As a creative, one often strives to achieve goals. Paula describes her award for runner-up as Young Blogger of the Year at the Premier Digital Awards 2019 as her greatest achievement so far within the creative industry. This experience is described by Paula as an “unexpected blessing”. Additionally, in 2020 reaching a milestone of 1000 subscribers on her YouTube channel is something that Paula is extremely proud of.
In late 2020 Paula launched her very own creative digital agency – “PaulaMelissaCo”. Working full-time and freelancing as a side hustle posed an inevitable hassle concerning taxes. Paula experienced yearly struggles of paying either too little or too much tax due to the uncertainty of her income from freelancing. Hence registering as self-employed seemed much simpler for Paula as it enabled her to clear her taxes a lot easier. Interestingly, a friend of Paula’s advised her to do “Paula Melissa – speaking, writing and content creating” full-time. Initially Paula was a bit anxious to do this given that she believed that she needed to establish herself fully first. However her friend prompted her to start the business. In the end Paula did it as she knew that the ultimate goal within her career is to work for herself full-time, her business launch was “a leap of faith”.

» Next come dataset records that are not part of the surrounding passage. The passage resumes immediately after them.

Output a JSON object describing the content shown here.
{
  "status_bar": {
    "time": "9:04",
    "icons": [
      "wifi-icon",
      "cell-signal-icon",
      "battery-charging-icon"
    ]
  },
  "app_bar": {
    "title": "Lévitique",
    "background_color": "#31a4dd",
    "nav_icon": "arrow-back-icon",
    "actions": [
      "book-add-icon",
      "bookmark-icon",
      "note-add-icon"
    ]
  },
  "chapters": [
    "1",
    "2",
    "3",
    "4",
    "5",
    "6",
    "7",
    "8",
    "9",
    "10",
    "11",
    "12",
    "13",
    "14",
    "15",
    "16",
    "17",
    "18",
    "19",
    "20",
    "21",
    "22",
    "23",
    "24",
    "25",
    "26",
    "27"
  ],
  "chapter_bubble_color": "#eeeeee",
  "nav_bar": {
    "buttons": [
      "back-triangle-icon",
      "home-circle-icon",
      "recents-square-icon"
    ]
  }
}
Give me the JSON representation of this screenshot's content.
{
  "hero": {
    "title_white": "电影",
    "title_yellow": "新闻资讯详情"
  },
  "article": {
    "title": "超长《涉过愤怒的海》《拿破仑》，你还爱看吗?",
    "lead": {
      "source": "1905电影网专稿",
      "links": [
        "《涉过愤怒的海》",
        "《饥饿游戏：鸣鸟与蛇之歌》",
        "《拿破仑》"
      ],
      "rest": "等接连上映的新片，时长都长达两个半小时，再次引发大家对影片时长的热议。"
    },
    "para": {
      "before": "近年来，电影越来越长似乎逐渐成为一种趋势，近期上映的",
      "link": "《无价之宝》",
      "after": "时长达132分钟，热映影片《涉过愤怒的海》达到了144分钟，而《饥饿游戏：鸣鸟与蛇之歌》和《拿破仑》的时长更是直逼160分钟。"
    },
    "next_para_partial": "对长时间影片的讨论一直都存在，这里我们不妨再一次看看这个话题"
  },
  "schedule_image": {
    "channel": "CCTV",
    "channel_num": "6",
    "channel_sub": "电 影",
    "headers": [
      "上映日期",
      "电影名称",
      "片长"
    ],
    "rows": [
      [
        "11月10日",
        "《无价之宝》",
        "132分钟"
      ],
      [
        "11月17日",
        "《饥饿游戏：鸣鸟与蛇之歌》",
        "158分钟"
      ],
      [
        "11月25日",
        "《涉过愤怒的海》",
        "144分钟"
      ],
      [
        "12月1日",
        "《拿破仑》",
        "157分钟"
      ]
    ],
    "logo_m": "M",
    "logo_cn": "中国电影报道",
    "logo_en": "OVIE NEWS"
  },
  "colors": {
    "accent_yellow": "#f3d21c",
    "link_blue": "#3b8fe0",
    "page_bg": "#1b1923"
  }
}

Creatives within the industry have differing paths and experiences, but it is always nice to hear advice from the very individuals who experience both the benefits and struggles of being a creative in the UK. Paula who started her creative journey quite early deems that if she had been consistent throughout the whole duration of her on-going experience she would have probably been more established today. For Paula consistency is key as it is crucial not to compare yourself to others and instead merely focus on your own path to success. While Paula does strongly believe in quality over quantity, she reminds creatives not to let the ‘perfectionist’ mindset stop them from creating. Leaving large gaps between creating slows down the momentum and exercising of all your creative muscles. It is important to find the happy medium between creating things you are proud of and are of quality and having a plan which means you are consistently creating! Paula prompts upcoming creatives to put their content out there despite the inner beliefs that can arise implying that it is not perfect.
She also mentions the importance of networking and making a variety of friends within the industry – those who are smaller, similar and bigger than yourself in terms of traffic. Friends can be useful for encouragement and to simply bounce ideas off. Paula sums up her advice as the following: “Believe in your sauce and don’t compare yourself to other people.”